False. People who quickly and cheaply build houses that kill everyone inside in case of small fires get all the praise, not firemen or whoever changes batteries (usually nobody)


Both of our analogies are true, but what they are analogs for is different.

In my case, the house is the business goals of the organization. In your case the house is the product made by the organization.


You are totally right. 100%. For over a decade, I basically sold myself as a hero-for-hire (or as one of my clients called me, a mercenary). My general schtick was two-fold: help the company/team out of the immediate problem they were facing, and, if they were game, spend some time with the team to help figure out how the problem came to be and how they might acquire the skills to prevent it (ideally) or solve it on their own next time.

Looking back, I am still pretty amazed at the turn-around I helped facilitate at a bunch of smaller companies.
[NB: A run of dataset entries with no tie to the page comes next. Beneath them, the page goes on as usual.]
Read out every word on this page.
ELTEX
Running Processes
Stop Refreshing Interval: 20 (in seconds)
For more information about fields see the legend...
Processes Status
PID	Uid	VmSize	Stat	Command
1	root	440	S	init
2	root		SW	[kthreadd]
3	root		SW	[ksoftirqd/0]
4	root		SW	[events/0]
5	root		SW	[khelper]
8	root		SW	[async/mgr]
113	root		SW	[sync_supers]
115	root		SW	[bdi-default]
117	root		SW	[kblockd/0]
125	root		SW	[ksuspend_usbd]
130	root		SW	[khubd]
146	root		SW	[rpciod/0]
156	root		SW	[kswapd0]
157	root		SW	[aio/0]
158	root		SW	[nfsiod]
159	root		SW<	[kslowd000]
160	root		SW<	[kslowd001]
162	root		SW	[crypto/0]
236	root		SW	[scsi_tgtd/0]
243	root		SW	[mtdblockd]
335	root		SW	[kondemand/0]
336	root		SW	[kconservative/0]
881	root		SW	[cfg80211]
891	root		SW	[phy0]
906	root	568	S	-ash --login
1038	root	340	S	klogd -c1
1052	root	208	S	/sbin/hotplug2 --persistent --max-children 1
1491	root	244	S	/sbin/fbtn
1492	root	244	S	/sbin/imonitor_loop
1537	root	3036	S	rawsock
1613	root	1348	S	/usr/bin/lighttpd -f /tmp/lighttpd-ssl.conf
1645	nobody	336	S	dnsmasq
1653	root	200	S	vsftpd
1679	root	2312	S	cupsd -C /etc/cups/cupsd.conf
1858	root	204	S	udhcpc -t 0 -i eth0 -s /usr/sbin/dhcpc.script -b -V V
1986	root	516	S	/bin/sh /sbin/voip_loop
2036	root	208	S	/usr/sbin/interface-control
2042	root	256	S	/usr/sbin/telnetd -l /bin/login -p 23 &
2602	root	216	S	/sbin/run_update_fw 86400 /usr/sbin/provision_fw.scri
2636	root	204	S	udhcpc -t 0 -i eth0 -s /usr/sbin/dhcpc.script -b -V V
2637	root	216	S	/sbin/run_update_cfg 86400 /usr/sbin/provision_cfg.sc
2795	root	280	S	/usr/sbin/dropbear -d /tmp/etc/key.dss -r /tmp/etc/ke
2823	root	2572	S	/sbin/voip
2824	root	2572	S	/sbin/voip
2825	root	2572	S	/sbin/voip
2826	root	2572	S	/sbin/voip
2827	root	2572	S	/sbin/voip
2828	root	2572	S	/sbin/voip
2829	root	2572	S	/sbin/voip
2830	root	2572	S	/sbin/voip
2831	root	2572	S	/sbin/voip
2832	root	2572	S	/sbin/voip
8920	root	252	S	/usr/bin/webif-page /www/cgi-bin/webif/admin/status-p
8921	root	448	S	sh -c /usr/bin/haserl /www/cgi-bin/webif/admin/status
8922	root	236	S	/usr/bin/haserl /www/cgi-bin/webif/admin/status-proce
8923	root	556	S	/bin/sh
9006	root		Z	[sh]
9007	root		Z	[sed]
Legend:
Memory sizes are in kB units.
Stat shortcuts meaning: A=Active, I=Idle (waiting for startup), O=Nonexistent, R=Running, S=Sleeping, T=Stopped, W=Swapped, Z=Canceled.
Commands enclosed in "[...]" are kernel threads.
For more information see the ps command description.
Presently, I am an employee, and this is one of the most painful uphill battles I have ever had to fight. I have tried warning colleagues about issues that seem obvious to me, but face exceptional pushback all the time, only to have things blow up exactly how I predicted a few months (or sometimes weeks) later. In my own work, people generally let me be and do good work, but as soon as it becomes a group effort the “damn the torpedoes full speed ahead” minority steam rolls ahead and makes a mess of it.

The worst part is, I know exactly what the problem is, because I’ve been on the other side of it: organizations pay way more attention to external consultants than internal resources. 90% of the advice I have companies for how to change was suggestions gathered from their own employees, slightly curated and abridged into something easily digestible.

And so, while I’m exhausted from trying to change things from inside, when shit hits the fan, I step up and do the old mercenary thing to solve problems at the last minute and great expense. I keep trying because I do have a ton of exceptionally bright colleagues who I love working with, as well as an actually world changing technology. We’ll see… after this next demo… maybe we’ll take some time to breathe and get back on track.